William Robert Ancketill (1820–1889) lived in the Ards, at Quinton Castle which he rented from his in-laws. His wife Madelina Selina Ker was the daughter of David Ker MP of Portavo, Donaghadee and Montalto. They married at St George’s Church, Hanover Square, London, in October 1844. His brother Matthew-John Ancketill had married her sister, Catherine-Ann-Francis Ker, in 1840.
This novel is interesting as it uses a fair bit of Ulster-Scots, and also the shamrock, rose & thistle device to communicate our three cultural traditions. It includes a character from Killinchy called Campbell:
"I'm frae the Noarth, frae Killinchy in the coonty o' Doon, an' I'm wan o' thae lint instructors that's sent doun frae Belfast to lairn the folk in the wast to grow lint; hae ma doots aboot it ... Cawmil thay ca' me in Coonty Doon; we're a' Scoatch in thae pairts … A’m a covenanter, an’ aye adjure wi’ uplifted haun’ … Mr. Campbell is a type of that active, intelligent class of Irish-Scotchmen who have made Ulster what it is ; they are always moving, always "aff" about their business. Were all Ireland inhabited by such a race, it would be second to no other country in the world ...".
It also includes a brilliant reference to Old Comber / Auld Cummer whiskey –
On page 85, the 'Honourable Member for Dheree' says that he is 'sib' to Margaret Wilson the Covenanter martyr. And so on.
The Pall Mall Gazette was not impressed. It said ‘a worse novel than “Mick Callighan” it has not been our lot to meet with for many years’. His 1879 novel Dowdenham: A Tale of High Life in the Present Period has a Glossary of Scots words.
• An electronic version of the novel is online here.
• Ancketill, despite being ‘landed gentry’, was therefore publishing Ards Peninsula Ulster-Scots six years earlier than May Crommelin (1880) and four years before WG Lyttle’s first newspaper stories appeared in 1878, and 12 years before Lyttle’s first novel, Sons of the Sod, was printed in 1886.

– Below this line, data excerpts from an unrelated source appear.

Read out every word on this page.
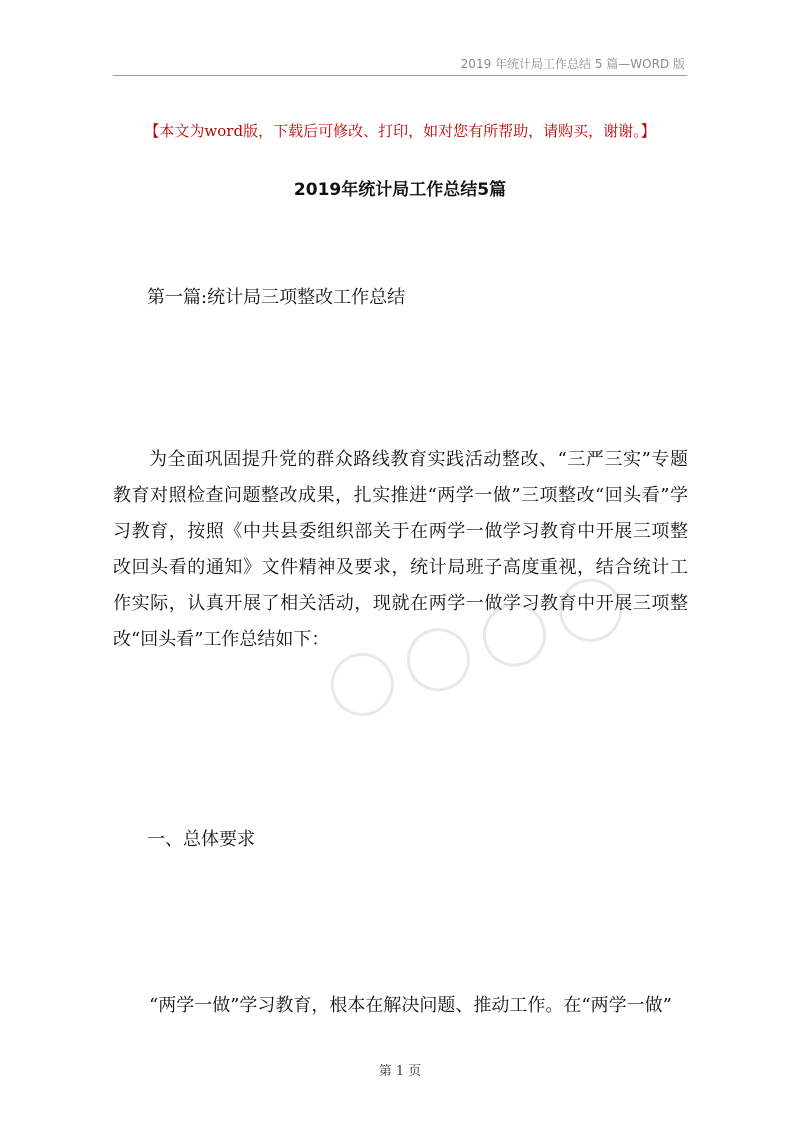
2019 年统计局工作总结 5 篇—WORD 版
【本文为word版，下载后可修改、打印，如对您有所帮助，请购买，谢谢。】
2019年统计局工作总结5篇
第一篇:统计局三项整改工作总结
为全面巩固提升党的群众路线教育实践活动整改、“三严三实”专题教育对照检查问题整改成果，扎实推进“两学一做”三项整改“回头看”学习教育，按照《中共县委组织部关于在两学一做学习教育中开展三项整改回头看的通知》文件精神及要求，统计局班子高度重视，结合统计工作实际，认真开展了相关活动，现就在两学一做学习教育中开展三项整改“回头看”工作总结如下：
一、总体要求
“两学一做”学习教育，根本在解决问题、推动工作。在“两学一做”
第 1 页
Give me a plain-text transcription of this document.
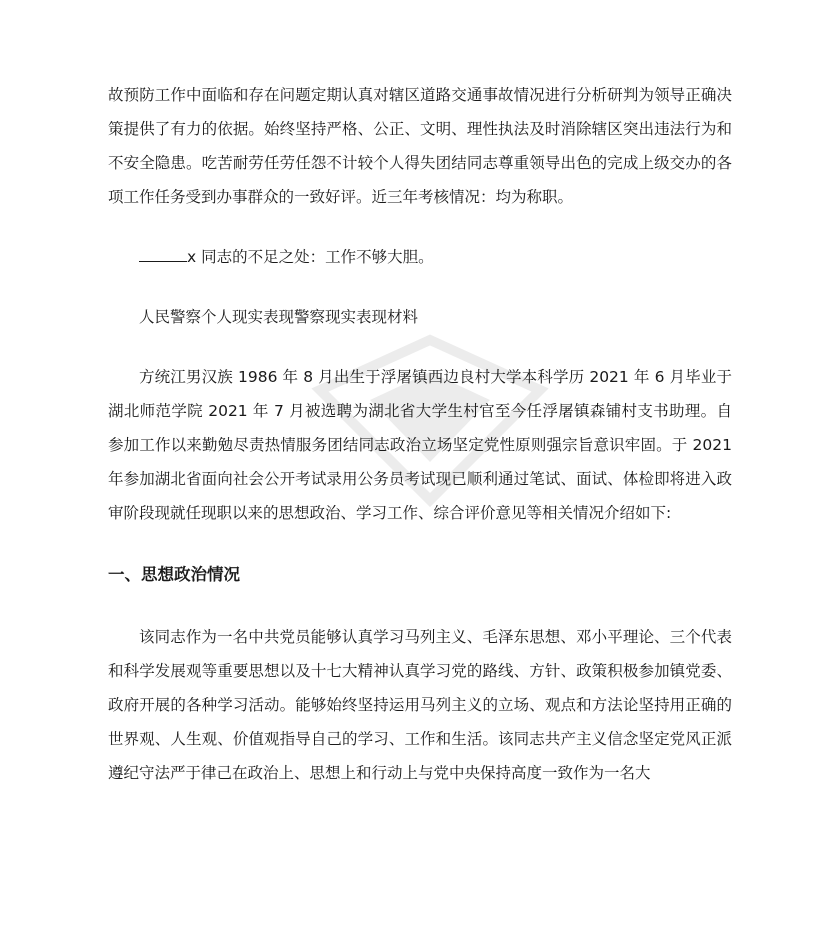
故预防工作中面临和存在问题定期认真对辖区道路交通事故情况进行分析研判为领导正确决策提供了有力的依据。始终坚持严格、公正、文明、理性执法及时消除辖区突出违法行为和不安全隐患。吃苦耐劳任劳任怨不计较个人得失团结同志尊重领导出色的完成上级交办的各项工作任务受到办事群众的一致好评。近三年考核情况：均为称职。

x 同志的不足之处：工作不够大胆。

人民警察个人现实表现警察现实表现材料

方统江男汉族 1986 年 8 月出生于浮屠镇西边良村大学本科学历 2021 年 6 月毕业于湖北师范学院 2021 年 7 月被选聘为湖北省大学生村官至今任浮屠镇森铺村支书助理。自参加工作以来勤勉尽责热情服务团结同志政治立场坚定党性原则强宗旨意识牢固。于 2021 年参加湖北省面向社会公开考试录用公务员考试现已顺利通过笔试、面试、体检即将进入政审阶段现就任现职以来的思想政治、学习工作、综合评价意见等相关情况介绍如下:

一、思想政治情况

该同志作为一名中共党员能够认真学习马列主义、毛泽东思想、邓小平理论、三个代表和科学发展观等重要思想以及十七大精神认真学习党的路线、方针、政策积极参加镇党委、政府开展的各种学习活动。能够始终坚持运用马列主义的立场、观点和方法论坚持用正确的世界观、人生观、价值观指导自己的学习、工作和生活。该同志共产主义信念坚定党风正派遵纪守法严于律己在政治上、思想上和行动上与党中央保持高度一致作为一名大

• The reviews below include one presumably by Rev Henry Henderson of Holywood, whose nom-de-plume in the local press at the time was 'Ulster Scot'
………………...FAMILY BACKGROUND William Robert Ancketill was seemingly born at the family seat of Anketell Grove in Monaghan, on 31 March 1820. His father was William Anketell, and his mother was Sarah Maxwell of Finnebrogue, near Downpatrick (whose grandfather was Robert Stewart, the First Marquis of Londonderry).
W.R. went to Trinity College in 1838, he later served as Captain with the Monaghan Militia. He became a JP, but died in London on 9 March 1889. His body was returned to the Ards and was buried in Ardquin Parish Church graveyard.